Helping the blind to see again, being able to carry enormous loads without the prospect of backache and a prosthetic robotic hand that works (almost) like a real one were some of the ideas presented at a recent meeting of engineers, physicists, biologists and computer scientists organised by the American Association of Anatomists.
Seeing through walls or zooming in on faraway objects were among the special talents of six-million-dollar man, Steve Austin. For his modern equivalent, scientists are working on ways to restore functional sight to those who have become blind through disease.
Degenerative retinal diseases result in the death of the rods and cones, the cells responsible for light detection, at the back of the eye. Worldwide, more than 1,5-million people suffer from a form of inherited blindness called retinitis pigmentosa and, in an ageing population, loss of vision is increasingly common.
Daniel Palanker, a physicist at Stanford University in California, had the idea to bypass the dead rods and cones and to stimulate the cells of the inner retina with electrical signals directly. Previous research had shown this method allowed perception of light, and Palanker built a way to exploit it.
His bionic eye system is made up of a 3mm chip implanted into the retina and a pair of virtual-reality-style goggles containing a video camera. The goggles convert the video pictures into an infrared image. ”The image is projected on to the retina and the retinal implant has photosensitive pixels that convert infrared light into pulses of electrical current, stimulating the cells in the retina,” said Palanker.
So far, he has only fitted rats and rabbits with the bionic eye. Human trials will begin in a couple of years and, when they do, Palanker reckons the system will give people 20/80 vision — normal is 20/20, you need 20/40 for a driving licence and 20/400 is the legal definition of blindness — allowing people to read large fonts and recognise faces.

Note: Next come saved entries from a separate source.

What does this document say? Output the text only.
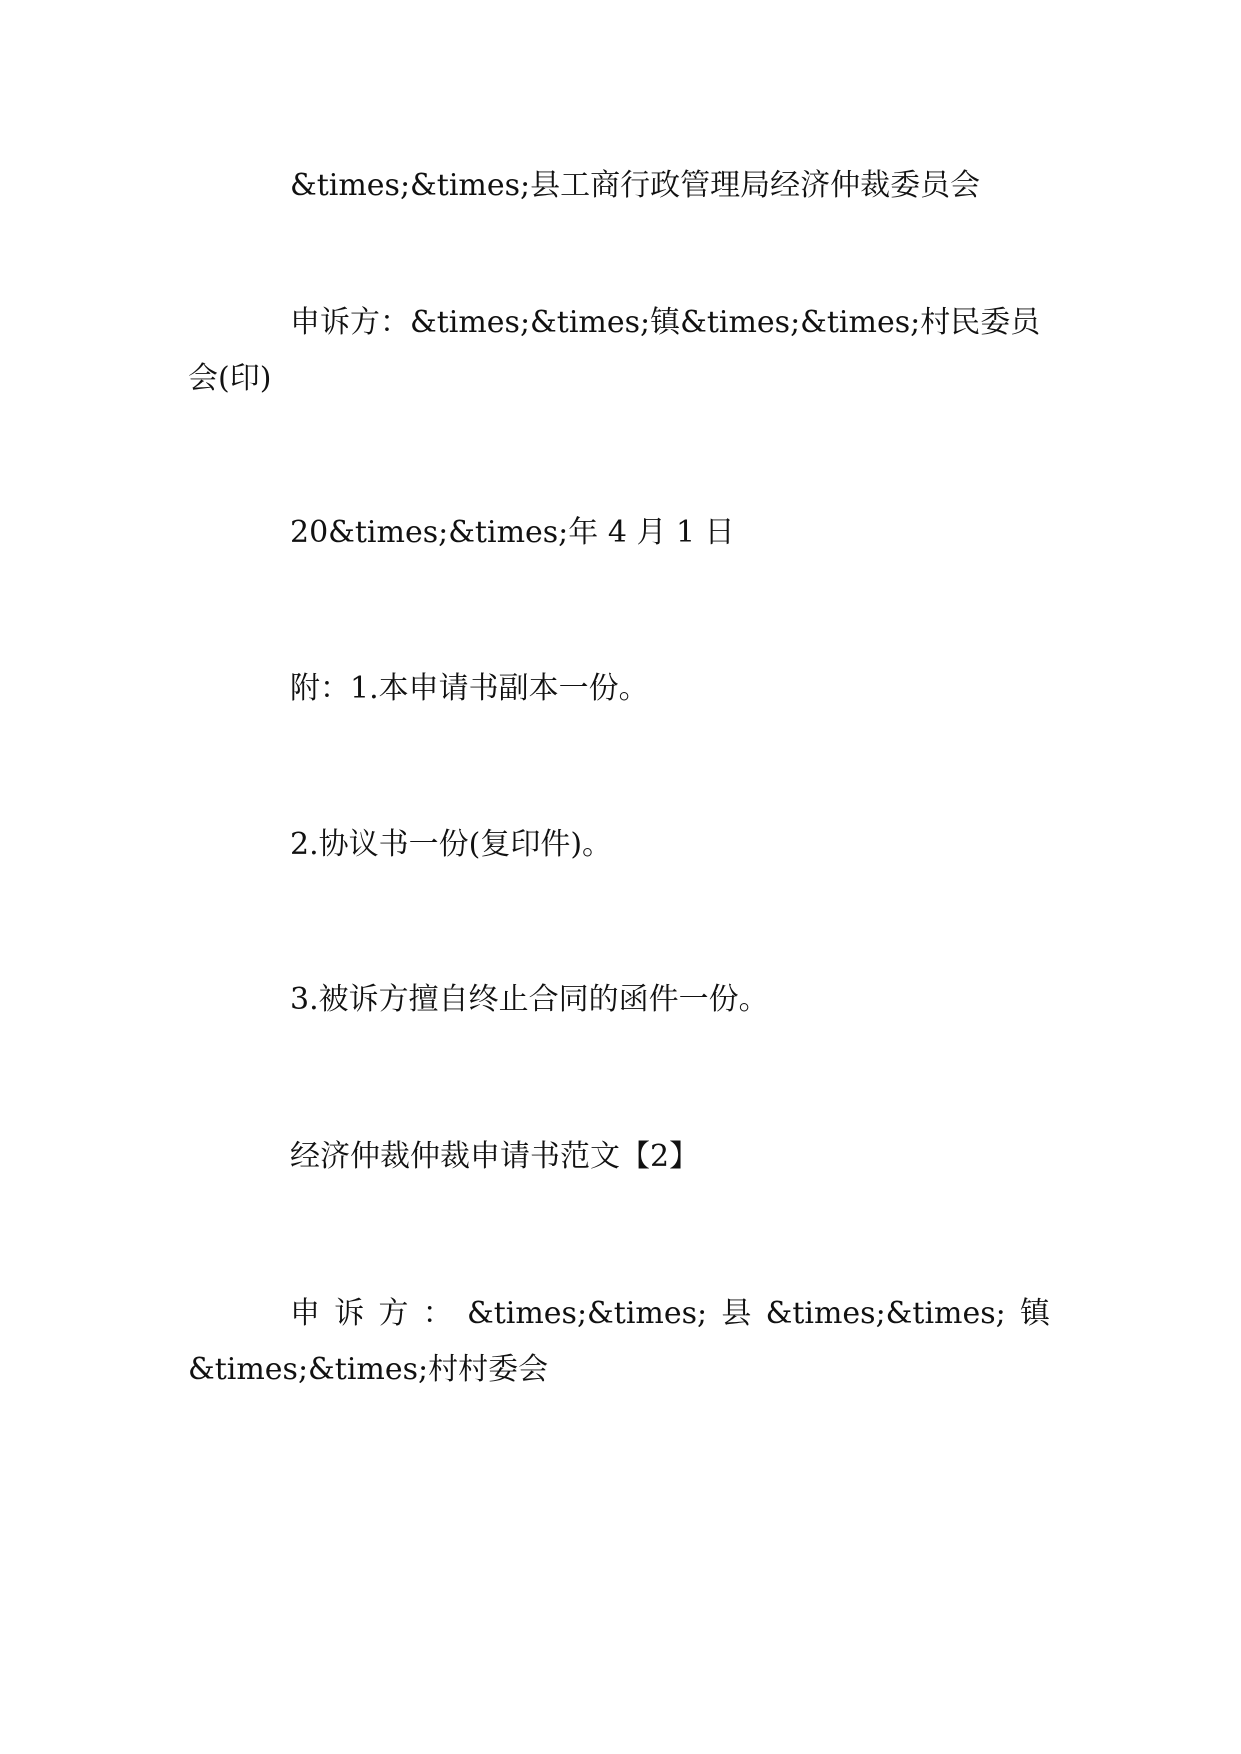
&times;&times;县工商行政管理局经济仲裁委员会
申诉方：&times;&times;镇&times;&times;村民委员
会(印)
20&times;&times;年 4 月 1 日
附：1.本申请书副本一份。
2.协议书一份(复印件)。
3.被诉方擅自终止合同的函件一份。
经济仲裁仲裁申请书范文【2】
申 诉 方 ： &times;&times; 县 &times;&times; 镇
&times;&times;村村委会
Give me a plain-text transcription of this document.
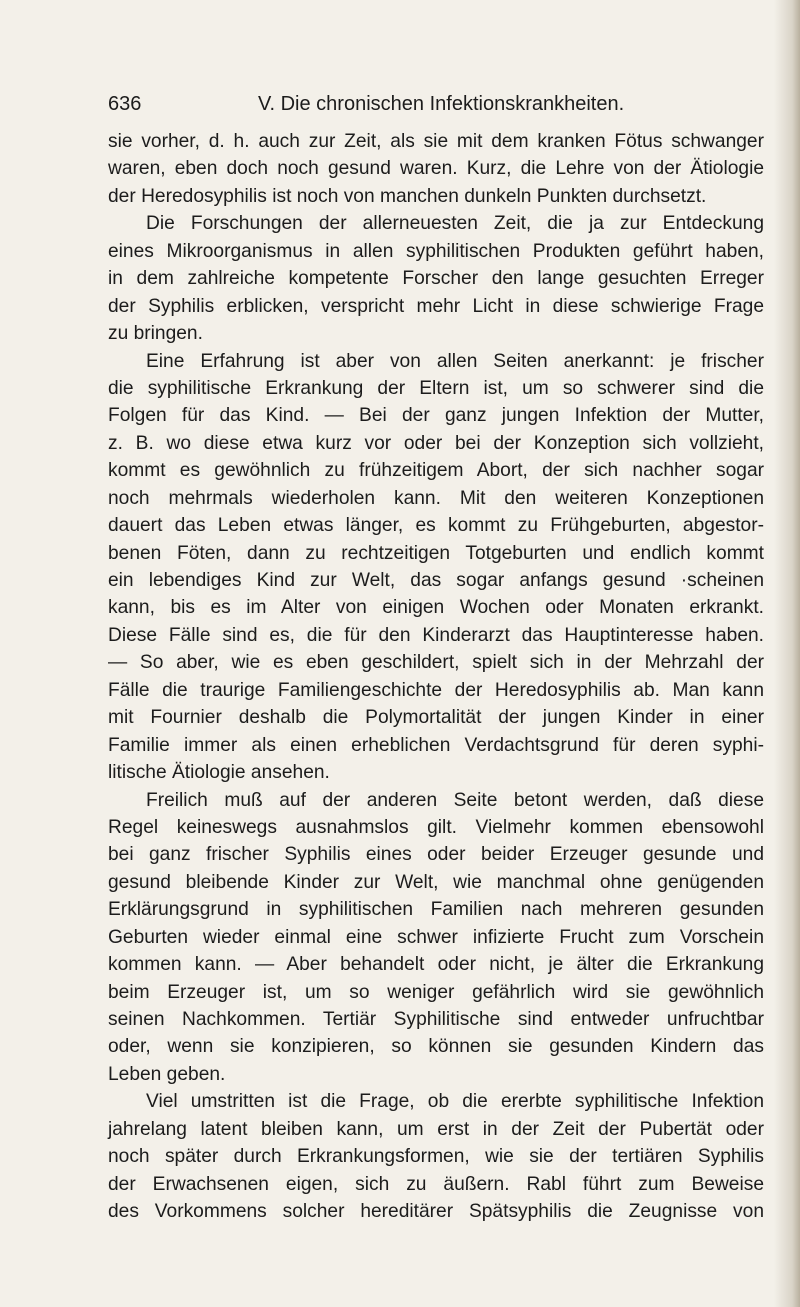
636	V. Die chronischen Infektionskrankheiten.
sie vorher, d. h. auch zur Zeit, als sie mit dem kranken Fötus schwanger
waren, eben doch noch gesund waren. Kurz, die Lehre von der Ätiologie
der Heredosyphilis ist noch von manchen dunkeln Punkten durchsetzt.
Die Forschungen der allerneuesten Zeit, die ja zur Entdeckung
eines Mikroorganismus in allen syphilitischen Produkten geführt haben,
in dem zahlreiche kompetente Forscher den lange gesuchten Erreger
der Syphilis erblicken, verspricht mehr Licht in diese schwierige Frage
zu bringen.
Eine Erfahrung ist aber von allen Seiten anerkannt: je frischer
die syphilitische Erkrankung der Eltern ist, um so schwerer sind die
Folgen für das Kind. — Bei der ganz jungen Infektion der Mutter,
z. B. wo diese etwa kurz vor oder bei der Konzeption sich vollzieht,
kommt es gewöhnlich zu frühzeitigem Abort, der sich nachher sogar
noch mehrmals wiederholen kann. Mit den weiteren Konzeptionen
dauert das Leben etwas länger, es kommt zu Frühgeburten, abgestor-
benen Föten, dann zu rechtzeitigen Totgeburten und endlich kommt
ein lebendiges Kind zur Welt, das sogar anfangs gesund ·scheinen
kann, bis es im Alter von einigen Wochen oder Monaten erkrankt.
Diese Fälle sind es, die für den Kinderarzt das Hauptinteresse haben.
— So aber, wie es eben geschildert, spielt sich in der Mehrzahl der
Fälle die traurige Familiengeschichte der Heredosyphilis ab. Man kann
mit Fournier deshalb die Polymortalität der jungen Kinder in einer
Familie immer als einen erheblichen Verdachtsgrund für deren syphi-
litische Ätiologie ansehen.
Freilich muß auf der anderen Seite betont werden, daß diese
Regel keineswegs ausnahmslos gilt. Vielmehr kommen ebensowohl
bei ganz frischer Syphilis eines oder beider Erzeuger gesunde und
gesund bleibende Kinder zur Welt, wie manchmal ohne genügenden
Erklärungsgrund in syphilitischen Familien nach mehreren gesunden
Geburten wieder einmal eine schwer infizierte Frucht zum Vorschein
kommen kann. — Aber behandelt oder nicht, je älter die Erkrankung
beim Erzeuger ist, um so weniger gefährlich wird sie gewöhnlich
seinen Nachkommen. Tertiär Syphilitische sind entweder unfruchtbar
oder, wenn sie konzipieren, so können sie gesunden Kindern das
Leben geben.
Viel umstritten ist die Frage, ob die ererbte syphilitische Infektion
jahrelang latent bleiben kann, um erst in der Zeit der Pubertät oder
noch später durch Erkrankungsformen, wie sie der tertiären Syphilis
der Erwachsenen eigen, sich zu äußern. Rabl führt zum Beweise
des Vorkommens solcher hereditärer Spätsyphilis die Zeugnisse von
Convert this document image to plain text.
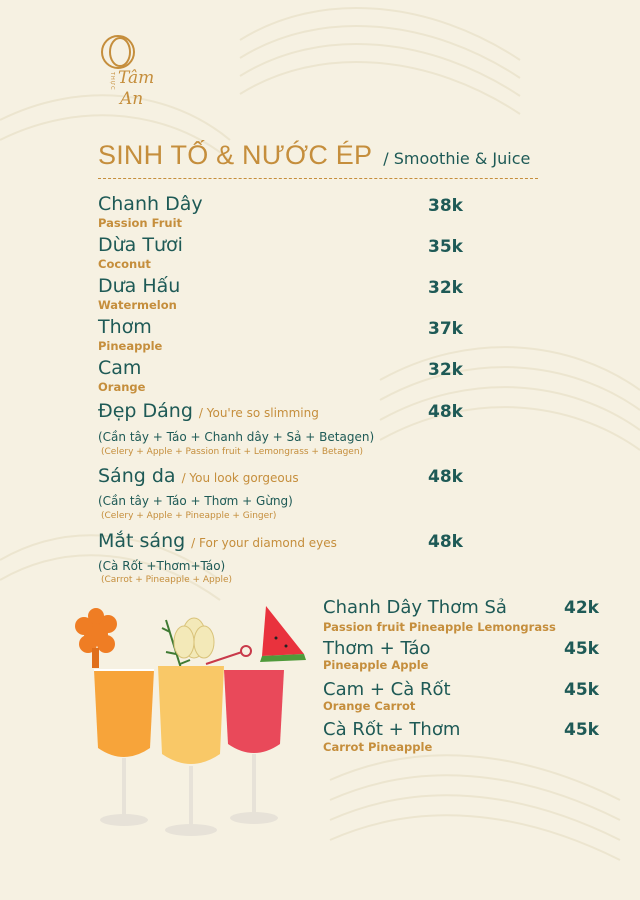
THỰC Tâm
An
SINH TỐ & NƯỚC ÉP / Smoothie & Juice
Chanh Dây
Passion Fruit
38k
Dừa Tươi
Coconut
35k
Dưa Hấu
Watermelon
32k
Thơm
Pineapple
37k
Cam
Orange
32k
Đẹp Dáng / You're so slimming	48k
(Cần tây + Táo + Chanh dây + Sả + Betagen)
(Celery + Apple + Passion fruit + Lemongrass + Betagen)
Sáng da / You look gorgeous	48k
(Cần tây + Táo + Thơm + Gừng)
(Celery + Apple + Pineapple + Ginger)
Mắt sáng / For your diamond eyes	48k
(Cà Rốt +Thơm+Táo)
(Carrot + Pineapple + Apple)
Chanh Dây Thơm Sả
Passion fruit Pineapple Lemongrass
42k
Thơm + Táo
Pineapple Apple
45k
Cam + Cà Rốt
Orange Carrot
45k
Cà Rốt + Thơm
Carrot Pineapple
45k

No cyborg could be complete without superhuman strength and Homayoon Kazerooni of the University of California, Berkeley, can help. ”The technology we developed is a robotic device a person would wear and this way, the device would carry a major load and the person would not feel any load,” he said.
The Berkeley Lower Extremity Exoskeleton (Bleex) fits along the legs and has a frame at the wearer’s back to fit a backpack. ”The maximum load is 90kg and the person will not feel anything at all. We thought the combination of human interaction, human decision-making process with machine power is a better solution for a lot of robotic tasks.”
Bleex has more than 40 sensors and a hydraulics system that, according to the inventors, work something like the human nervous system. The sensors feed information to a central computer brain, which continually calculates how to distribute the weight so that the wearer feels little or none of it.
The military uses of Bleex are obvious — soldiers who can carry huge loads without getting tired would be more useful on any battlefield. There are plenty of civilian applications too: firemen who need to climb stairs with heavy equipment or rescue workers who need to take supplies into areas where vehicles cannot go.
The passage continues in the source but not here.